How the business that Slobozhenko was involved in actually works.
I see many people write about Slobozhenko’s business, but no one has written how “arbitration” actually works. I was brought to arbitrage forums several years ago when I needed to learn how advertising on Facebook works. These people discuss their affairs without hiding, apparently there is no secret here.
So here it is. If you see intrusive, unpleasant ads on Google - “the fish will bite like mad,” saggy bellies, mushrooms climbing out of jars and wonderful flashlights that can scare dogs and hammer nails - that’s all of them. Arbitrators. People who are paid as intermediaries for bringing buyers to sellers’ websites (why they advertise exactly this and exactly this way - I don’t know, apparently, such advertising works).
Unlike Google, Facebook bans such advertising. On Facebook, for example, it is prohibited to show the belly “before and after” of a weight loss product, not to mention the penis “before and after” of an enlargement product. But affiliates continue to launch it despite the ban. How?
Advertising on Facebook is launched through the advertising account. If you run ads prohibited by Facebook from your advertising account, then after a while Facebook will block this advertising account.
To continue there are two ways.
Everyone who has registered on Facebook has an advertising account by default. Even if he doesn’t know about it and doesn’t use it. So, have you seen the ads “I’ll rent an account”? This is them. Arbitrators.
For a nominal 300 hryvnia per month (before a full-scale war), they entered the account owner’s advertising account, launched their advertisements prohibited by Facebook, closed the account and moved on to the next one.
Since there are not so many people willing to rent out an account, another method is more often used. Which one exactly?
An arbitrageur buys bots.
Bots are raised by special bot breeders, who initially target bot farms to a particular market where the arbitrator plans to work. To “Burj”, to Russia, to “CIS” and so on. Bots are created in the thousands and tens of thousands, and they must look like real people and match (by first name, last name and publications) the market to which advertising is planned to be launched. After cultivation (the so-called “farming”), which can take several weeks—they work with the bot so that it looks like a real person, then Facebook’s advertising office will not immediately block it—the bot farm is sold to an arbitrage specialist. An arbitrageur buys a bot farm, uses it, then buys the next bot farm. And so on, ad infinitum.
If you see media reports that somewhere “a bot farm of 25,000 accounts has been busted” and a photo of a huge number of calling cards and all sorts of technical crap for connecting them, it’s most likely them. Arbitrators.
I don’t know how it works now, but it worked at the time of my interest in the topic before the full-scale war.

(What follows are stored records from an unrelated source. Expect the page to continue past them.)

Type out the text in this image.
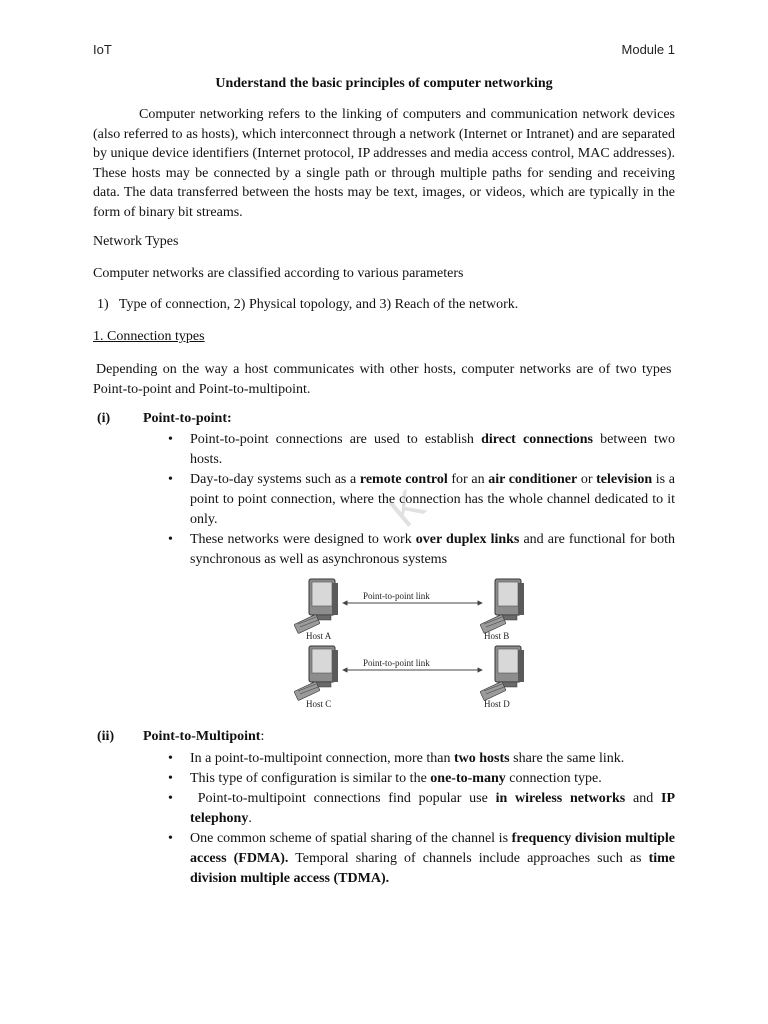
IoT	Module 1
Understand the basic principles of computer networking
Computer networking refers to the linking of computers and communication network devices (also referred to as hosts), which interconnect through a network (Internet or Intranet) and are separated by unique device identifiers (Internet protocol, IP addresses and media access control, MAC addresses). These hosts may be connected by a single path or through multiple paths for sending and receiving data. The data transferred between the hosts may be text, images, or videos, which are typically in the form of binary bit streams.
Network Types
Computer networks are classified according to various parameters
1)   Type of connection, 2) Physical topology, and 3) Reach of the network.
1. Connection types
Depending on the way a host communicates with other hosts, computer networks are of two types  Point-to-point and Point-to-multipoint.
(i) Point-to-point:
• Point-to-point connections are used to establish direct connections between two hosts.
• Day-to-day systems such as a remote control for an air conditioner or television is a point to point connection, where the connection has the whole channel dedicated to it only.
• These networks were designed to work over duplex links and are functional for both synchronous as well as asynchronous systems
K
Point-to-point link
Point-to-point link
Host A	Host B
Host C	Host D
(ii) Point-to-Multipoint:
• In a point-to-multipoint connection, more than two hosts share the same link.
• This type of configuration is similar to the one-to-many connection type.
• Point-to-multipoint connections find popular use in wireless networks and IP telephony.
• One common scheme of spatial sharing of the channel is frequency division multiple access (FDMA). Temporal sharing of channels include approaches such as time division multiple access (TDMA).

I don’t know if Slobozhenko earned money this way (he was positioned as an arbitrage specialist, and this is how arbitrage specialists earn money). The media reported that he allegedly advertised online casinos and worked “for India.” India is the largest market for Facebook services at the moment, so I wouldn’t be surprised if it turns out to have a bot farm worth 25 thousand with names in Hindi, Bengali and Urdu.
We are unlikely to know whether Slobozhenko was actually doing this. If yes, it is not recognized in any case, because for this you can get a refusal to provide services from the Meta company (the company rarely uses this, but does). If not, then all of the above simply does not apply to him.
Clearing the world of bot farms is a good thing in any case, but it is interesting that attention was paid to this profession only when one of its representatives bought a Lamborghini and went abroad as a volunteer.